Today I learned that our friend Fridolin Trüb, former president of the Swiss branch of SCI and a lifelong activist for peace and social justice, has peacefully passed away three days ago.

He was older than SCI - born in the east of Switzerland in October 1919, exactly while far away in the Netherlands the first Bilthoven conference took place and the very idea of an international voluntary service for peace was born.

He had started his activities in SCI after World War II, in the Swiss mountains, in war-devastated Germany and flood-devastated Netherlands, and in the 1950s served in the board of the Swiss SCI branch. I had known him from childhood through my parents, and in my grammar school in St. Gallen he was our drawing teacher for one year - just before he got retired.
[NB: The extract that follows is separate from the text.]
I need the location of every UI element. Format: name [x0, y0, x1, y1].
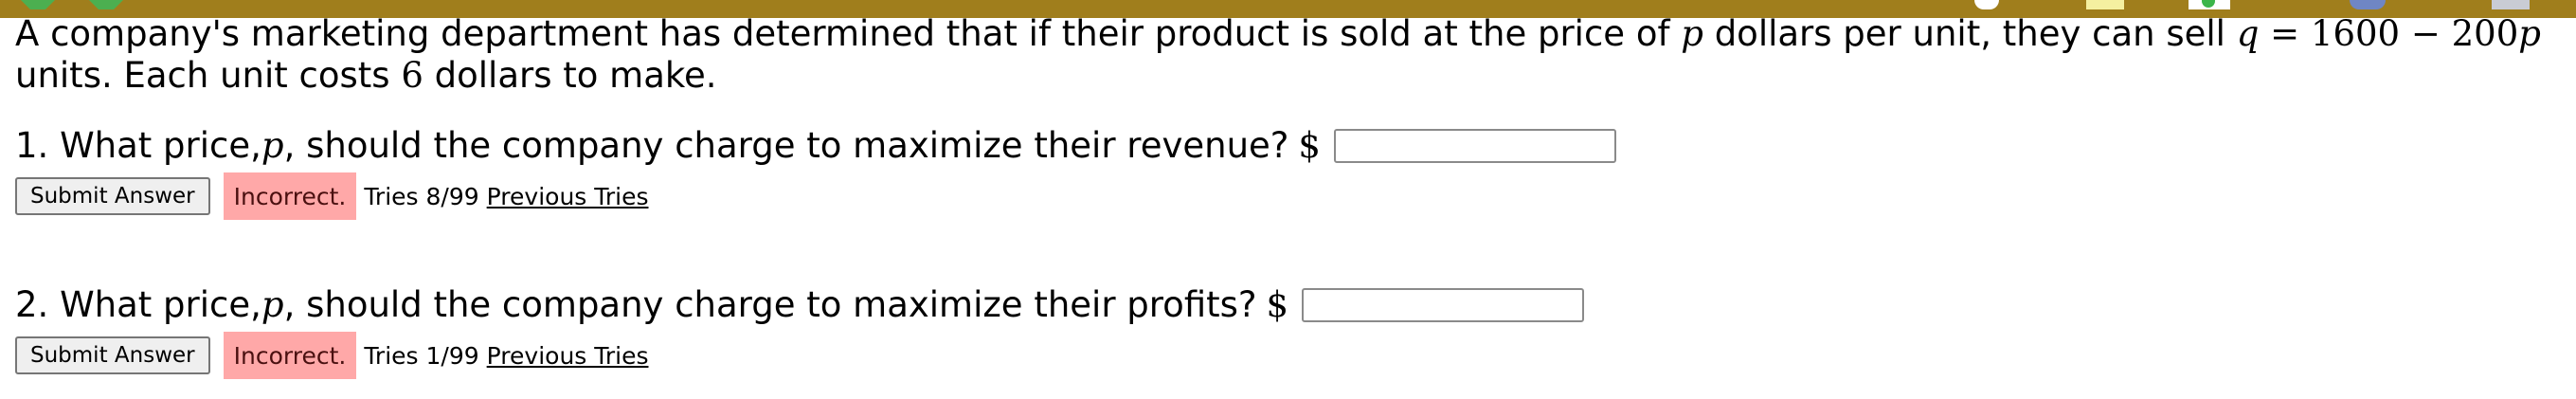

It was probably through him, or the connection my parents had with him, that I heard from SCI for the first time - back in the 1980s when Cold War prevailed and conscientious objection was not an option in my country. After his time in the board of the Swiss branch he had still been active for SCI at the local level in St. Gallen - combining organisational work for SCI with political campaigning for peace and - above all - the introduction of an alternative to military service.

He was a man of almost unimaginable modesty, born too early to be infected by the we-want-the-world-and-we-want-it-now spirit of the 1960s but rather marked by his protestant upbringing. He was as gentle as a person as he was consequent, sometimes stubborn in the defence of his ideals.

He will continue to live not only in the people that had known him and whom he had softly influenced, but also in his drawings, landscape paintings and the notorious artprints he used to send, until very lately, for New Years' greetings - usually symbolizing the hopes and aspirations for a more just and peaceful world. And who ever has seen his handwriting will not easily forget his style.

Only in last October I received a last handwritten letter (I assume he never used email, and not even a computer) from him, in which he was wondering about SCI's plans for the 100th anniversary, and still today, when I sadly read about his death, it was on my desk, still unanswered, and now it is too late. May he rest in peace.